Guess I have a little of the after Christmas blues although I don't think they are blues because the holiday is gone. It is more of a sadness because pretty much everyone around me is pregnant. Guess it is just hard because I should still be pregnant right now with my 6th pregnancy. I seriously know about 5 or 6 people due around the time I would have been in 2010. I thought this strong feeling to want to carry to term and give birth would go away once I became a mom through adoption but I just can't shake it. I LOVE being a mommy and I LOVE Kayla so much but there is still something inside me that won't let go and let me give up on carrying a pregnancy to term myself. I want more than anything to give Kayla a sibling and although I will totally adopt again I just really want to be pregnant and give birth to a healthy living baby. It's so frustrating to feel this way still. I feel so bad. How come being a mommy isn't enough for me? How come I still want to be pregnant and have that pregnant belly and experience giving birth? Having Kayla has been a true miracle and I am so proud and lucky to have such a beautiful daughter. I don’t want to sound ungrateful. I can’t imagine my life without her and I Thank God every single night that He has blessed me with such a wonderful little girl. I guess I just sit and wonder if I will ever be able to give her a sibling myself. I want her to have a little brother or sister if not 2. I wish I had the freedom, like most women do, to decide when I will have my second child, get pregnant, and know that baby will actually be born and not end in another miscarriage. It’s so weird to think that just 5 years ago I had no clue having a family would be such a challenge. I just can’t give up yet. I still feel it will happen one day and when it does, I will be ready.

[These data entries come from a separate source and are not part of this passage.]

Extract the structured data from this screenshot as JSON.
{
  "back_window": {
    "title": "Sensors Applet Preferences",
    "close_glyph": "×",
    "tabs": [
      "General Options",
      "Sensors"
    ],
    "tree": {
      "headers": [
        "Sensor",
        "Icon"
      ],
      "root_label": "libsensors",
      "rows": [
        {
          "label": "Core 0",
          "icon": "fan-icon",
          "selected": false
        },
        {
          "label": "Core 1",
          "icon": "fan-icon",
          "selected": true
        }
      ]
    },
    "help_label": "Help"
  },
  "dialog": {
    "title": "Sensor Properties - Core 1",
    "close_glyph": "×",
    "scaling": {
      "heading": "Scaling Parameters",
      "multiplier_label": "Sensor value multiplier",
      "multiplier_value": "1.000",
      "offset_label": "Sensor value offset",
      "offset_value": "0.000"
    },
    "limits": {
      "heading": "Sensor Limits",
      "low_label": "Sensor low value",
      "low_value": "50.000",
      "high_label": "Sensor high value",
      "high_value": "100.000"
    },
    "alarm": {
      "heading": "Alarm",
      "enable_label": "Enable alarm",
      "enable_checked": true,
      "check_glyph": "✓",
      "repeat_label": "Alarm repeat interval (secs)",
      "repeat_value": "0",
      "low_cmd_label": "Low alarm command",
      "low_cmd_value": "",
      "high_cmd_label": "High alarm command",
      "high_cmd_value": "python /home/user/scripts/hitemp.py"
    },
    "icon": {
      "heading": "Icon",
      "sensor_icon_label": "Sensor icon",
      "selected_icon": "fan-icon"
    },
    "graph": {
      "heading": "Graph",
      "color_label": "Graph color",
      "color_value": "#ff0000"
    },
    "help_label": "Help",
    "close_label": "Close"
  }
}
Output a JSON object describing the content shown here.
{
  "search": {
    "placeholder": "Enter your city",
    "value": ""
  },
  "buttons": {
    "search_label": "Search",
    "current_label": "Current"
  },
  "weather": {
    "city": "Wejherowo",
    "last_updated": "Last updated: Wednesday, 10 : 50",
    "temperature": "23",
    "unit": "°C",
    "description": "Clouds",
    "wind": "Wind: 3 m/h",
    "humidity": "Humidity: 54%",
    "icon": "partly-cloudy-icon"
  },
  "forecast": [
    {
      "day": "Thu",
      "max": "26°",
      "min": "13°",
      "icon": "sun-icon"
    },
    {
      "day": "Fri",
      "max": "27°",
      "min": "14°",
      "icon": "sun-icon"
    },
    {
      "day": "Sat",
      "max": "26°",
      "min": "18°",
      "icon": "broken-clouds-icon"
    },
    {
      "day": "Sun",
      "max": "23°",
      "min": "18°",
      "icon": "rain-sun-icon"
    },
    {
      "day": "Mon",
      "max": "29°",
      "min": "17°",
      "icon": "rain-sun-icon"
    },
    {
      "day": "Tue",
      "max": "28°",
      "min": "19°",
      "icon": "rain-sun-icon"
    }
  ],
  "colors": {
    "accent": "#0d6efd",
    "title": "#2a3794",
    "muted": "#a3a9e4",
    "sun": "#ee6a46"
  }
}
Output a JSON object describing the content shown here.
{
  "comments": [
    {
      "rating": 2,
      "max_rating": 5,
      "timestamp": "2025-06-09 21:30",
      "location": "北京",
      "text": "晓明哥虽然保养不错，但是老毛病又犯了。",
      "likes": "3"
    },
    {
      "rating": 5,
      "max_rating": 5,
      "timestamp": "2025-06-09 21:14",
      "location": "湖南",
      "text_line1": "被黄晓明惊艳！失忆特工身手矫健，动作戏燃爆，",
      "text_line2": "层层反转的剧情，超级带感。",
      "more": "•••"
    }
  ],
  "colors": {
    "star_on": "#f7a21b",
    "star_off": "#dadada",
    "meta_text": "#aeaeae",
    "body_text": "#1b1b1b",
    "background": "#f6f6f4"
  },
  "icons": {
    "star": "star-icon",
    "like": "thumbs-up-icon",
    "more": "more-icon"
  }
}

2009 brought many blessings my way. Here is to an even more amazing 2010!

Tuesday, December 22, 2009

Christmas Time


Finally things are back to normal with me physically. I was a little worried there because it was a good 6 weeks since my 6th loss before Aunt Flo finally showed up but I am now back on track.

There is still a part of me that wants to try this cycle but I know I just really need a break. I don't think I have the energy to endure another pregnancy and possibly another pregnancy loss right now. I just want to enjoy the holidays with my baby girl and my hubby and maybe give it another go sometime in 2010. I wish my desire to carry to term wasn't so strong but it is. I can't deny it and I just know I can't give up yet.

A ton of my friends are pregnant right now which is hard. I want to be right there with them. I should be right there with them :( I want to experience a successful pregnancy like everyone else around me. I still hold that dream very close to my heart.

Thankfully one of my dreams has finally come true. I am finally a mommy this Christmas and for that I am extremely grateful. I finally feel like I have a purpose. My job is to give this little precious baby the best upbringing possible. To give her a life full of so many possibilities and to teach her all of the things I have learned throughout my 30 years in life so far. I know I will remember this Christmas forever because I have waited so long to share it with my own baby. So I guess this Christmas I am going to choose to be at peace. I'm going to laugh, love, and enjoy every single minute of our first Christmas together as a family of 3.